October 12 in the UK is National Coming Out Day, the day when the collective force of a zillion closet doors being thrust open is enough to knock you off your feet. If someone stares intently at you and clears their throat, there's a good chance they're about to tell you they're gay - or they have a peanut stuck in their throat and are unable to speak, silently willing you to decode their desperate stare. Before you put on your best understanding face, check their airways just in case.
Coming out is that milestone that every gay person feels obliged to pass - it's the ritual that all of us have to go through on the ridiculously long path to being 'the real you'.
The main issue I had with it is that I was convinced my sexuality wasn't anyone's business but my own. I was a late starter, notching up 24 years on Earth before I was ready to admit to myself that I was actually gay, and so to announce my sexuality felt unnatural and odd. It was such a small part of who I was, I told myself. It didn't define me at all; it was no more relevant to my life than the colour of my hair or my eyes, right? These are the things you say in your head when you're on the cusp of changing everything for ever.

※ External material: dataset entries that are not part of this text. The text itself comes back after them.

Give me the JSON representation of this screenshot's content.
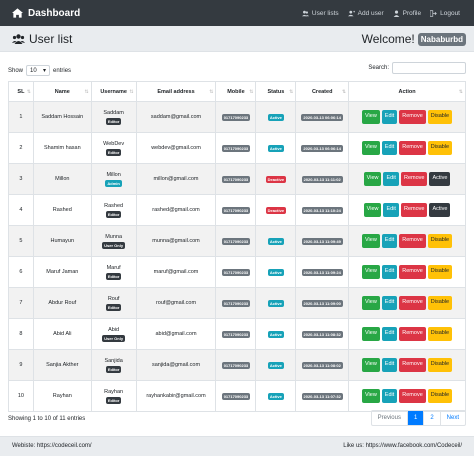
{
  "navbar": {
    "brand": "Dashboard",
    "links": [
      {
        "label": "User lists",
        "icon": "users-icon"
      },
      {
        "label": "Add user",
        "icon": "add-user-icon"
      },
      {
        "label": "Profile",
        "icon": "user-icon"
      },
      {
        "label": "Logout",
        "icon": "logout-icon"
      }
    ]
  },
  "header": {
    "title": "User list",
    "welcome": "Welcome!",
    "username": "Nababurbd"
  },
  "controls": {
    "show_label": "Show",
    "entries_value": "10",
    "entries_label": "entries",
    "search_label": "Search:"
  },
  "table": {
    "headers": [
      "SL",
      "Name",
      "Username",
      "Email address",
      "Mobile",
      "Status",
      "Created",
      "Action"
    ],
    "rows": [
      {
        "sl": "1",
        "name": "Saddam Hossain",
        "username": "Saddam",
        "role": "Editor",
        "email": "saddam@gmail.com",
        "mobile": "01717090233",
        "status": "Active",
        "created": "2020-03-13 06:06:14",
        "toggle": "Disable"
      },
      {
        "sl": "2",
        "name": "Shamim hasan",
        "username": "WebDev",
        "role": "Editor",
        "email": "webdev@gmail.com",
        "mobile": "01717090233",
        "status": "Active",
        "created": "2020-03-13 06:06:14",
        "toggle": "Disable"
      },
      {
        "sl": "3",
        "name": "Millon",
        "username": "Millon",
        "role": "Admin",
        "email": "millon@gmail.com",
        "mobile": "01717090233",
        "status": "Deactive",
        "created": "2020-03-13 11:11:02",
        "toggle": "Active"
      },
      {
        "sl": "4",
        "name": "Rashed",
        "username": "Rashed",
        "role": "Editor",
        "email": "rashed@gmail.com",
        "mobile": "01717090233",
        "status": "Deactive",
        "created": "2020-03-13 11:10:24",
        "toggle": "Active"
      },
      {
        "sl": "5",
        "name": "Humayun",
        "username": "Munna",
        "role": "User Only",
        "email": "munna@gmail.com",
        "mobile": "01717090233",
        "status": "Active",
        "created": "2020-03-13 11:09:49",
        "toggle": "Disable"
      },
      {
        "sl": "6",
        "name": "Maruf Jaman",
        "username": "Maruf",
        "role": "Editor",
        "email": "maruf@gmail.com",
        "mobile": "01717090233",
        "status": "Active",
        "created": "2020-03-13 11:09:24",
        "toggle": "Disable"
      },
      {
        "sl": "7",
        "name": "Abdur Rouf",
        "username": "Rouf",
        "role": "Editor",
        "email": "rouf@gmail.com",
        "mobile": "01717090233",
        "status": "Active",
        "created": "2020-03-13 11:09:00",
        "toggle": "Disable"
      },
      {
        "sl": "8",
        "name": "Abid Ali",
        "username": "Abid",
        "role": "User Only",
        "email": "abid@gmail.com",
        "mobile": "01717090233",
        "status": "Active",
        "created": "2020-03-13 11:08:32",
        "toggle": "Disable"
      },
      {
        "sl": "9",
        "name": "Sanjia Akther",
        "username": "Sanjida",
        "role": "Editor",
        "email": "sanjida@gmail.com",
        "mobile": "01717090233",
        "status": "Active",
        "created": "2020-03-13 11:08:02",
        "toggle": "Disable"
      },
      {
        "sl": "10",
        "name": "Rayhan",
        "username": "Rayhan",
        "role": "Editor",
        "email": "rayhankabir@gmail.com",
        "mobile": "01717090233",
        "status": "Active",
        "created": "2020-03-13 11:07:32",
        "toggle": "Disable"
      }
    ],
    "action_labels": {
      "view": "View",
      "edit": "Edit",
      "remove": "Remove"
    }
  },
  "footer_info": "Showing 1 to 10 of 11 entries",
  "pagination": {
    "previous": "Previous",
    "pages": [
      "1",
      "2"
    ],
    "next": "Next",
    "current": "1"
  },
  "footer": {
    "website": "Webiste: https://codeceil.com/",
    "like": "Like us: https://www.facebook.com/Codeceil/"
  },
  "colors": {
    "navbar": "#343a40",
    "view": "#28a745",
    "edit": "#17a2b8",
    "remove": "#dc3545",
    "disable": "#ffc107",
    "active_btn": "#343a40",
    "status_active": "#17a2b8",
    "status_deactive": "#dc3545"
  }
}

Coming out to friends was interesting. Some had badgered me about it for years, only to be met by strenuous denials. I almost didn't want to give them the satisfaction of being right all along, and dreaded the conspiratorial "I knew it!" I didn't want to be a bright, shiny gay bauble for people to marvel over. I found horrifying the idea that my newfound self-acceptance could become the most interesting and important thing about me. For a while I played down my homosexuality, not allowing myself to celebrate it. It was no big deal. Next question. I realise now that coming out doesn't mean an end to the awkwardness.
Once I was out to friends, the inevitable next step was to tell my parents. They're divorced, so I did this separately - in very different ways. I told my father when I was drunk and in a mood, my secret bursting out of me during a heated debate. I spat it out angrily, but his reaction was far from furious; after momentary shock, he was understanding, gracious and happy I had confided in him. Despite this, I continued to do it all wrong, saying once again it was no big deal and that I didn't want to talk about it. Coming out can be an utterly selfish act - as you deal with your own emotions, you forget that the people you tell have feelings too. Learn from me: don't come out in anger.
I told my mother soon after, one breakfast just after Christmas, blurting out "What would you do if I were gay, Mum?" My mother did not look up from the pan of boiling eggs she was hovering over.
"Why? Are you?"
There followed a brief discussion about the gay men Mum had known when she was younger - sadly, all drug addicts and emotional wrecks, so not the best poster boys for my cause - and once she'd had a think about it, she too was supportive, just like my dad.
My mother admitted she'd idly wondered if I was gay, so wasn't entirely shocked, but as I hadn't said anything, she didn't want to risk upsetting me by asking outright. Coming out can help set others' minds at rest too, clearly. My parents were, of course, concerned, but it was my responsibility to show them they had nothing to worry about. Now my sexuality is the thing I wanted it to be all along, just another part of my life. I was lucky. Not everyone is.
Did I need to come out to finally be at peace with myself? I think so. Coming out is difficult for many reasons; the fear of people's reactions; the conflict with religious beliefs; the knowledge that there is still a huge amount of intolerance and hate out there to name just a few. My blog, by the way, isn't anonymous because I'm uncomfortable with being gay - far from it. I only remain incognito so that any guy I date, and subsequently write about, will be blissfully unaware he may become the subject of my next post.
What coming out does do for you as a gay person is allow you to be comfortable in your own skin. The internal struggles you've had for as long as you can remember can suddenly become less painful. Your friends' and family's reaction may surprise you - in a good way.
I'd encourage anybody who finds themselves as a coming-out confidante to react calmly, positively and maybe save the celebratory air punches and that you "knew it all along" for later. Be prepared to fight their corner, as not everyone is going to react as well as you. Make sure the voice of acceptance shouts the loudest.
So why the big fuss about National Coming Out Day, when you can make the big announcement any day of the year? At least if you do it today, you know you won't be doing it alone. Most of us need motivation for a lot of things. You may tell yourself you'll do it tomorrow, or the next day, but they're just like any other day, full of trivial things to help you put it off until later.
But if it's not the right time for you to take the plunge, don't. Coming out should be a personal thing; you're doing it for you, not them.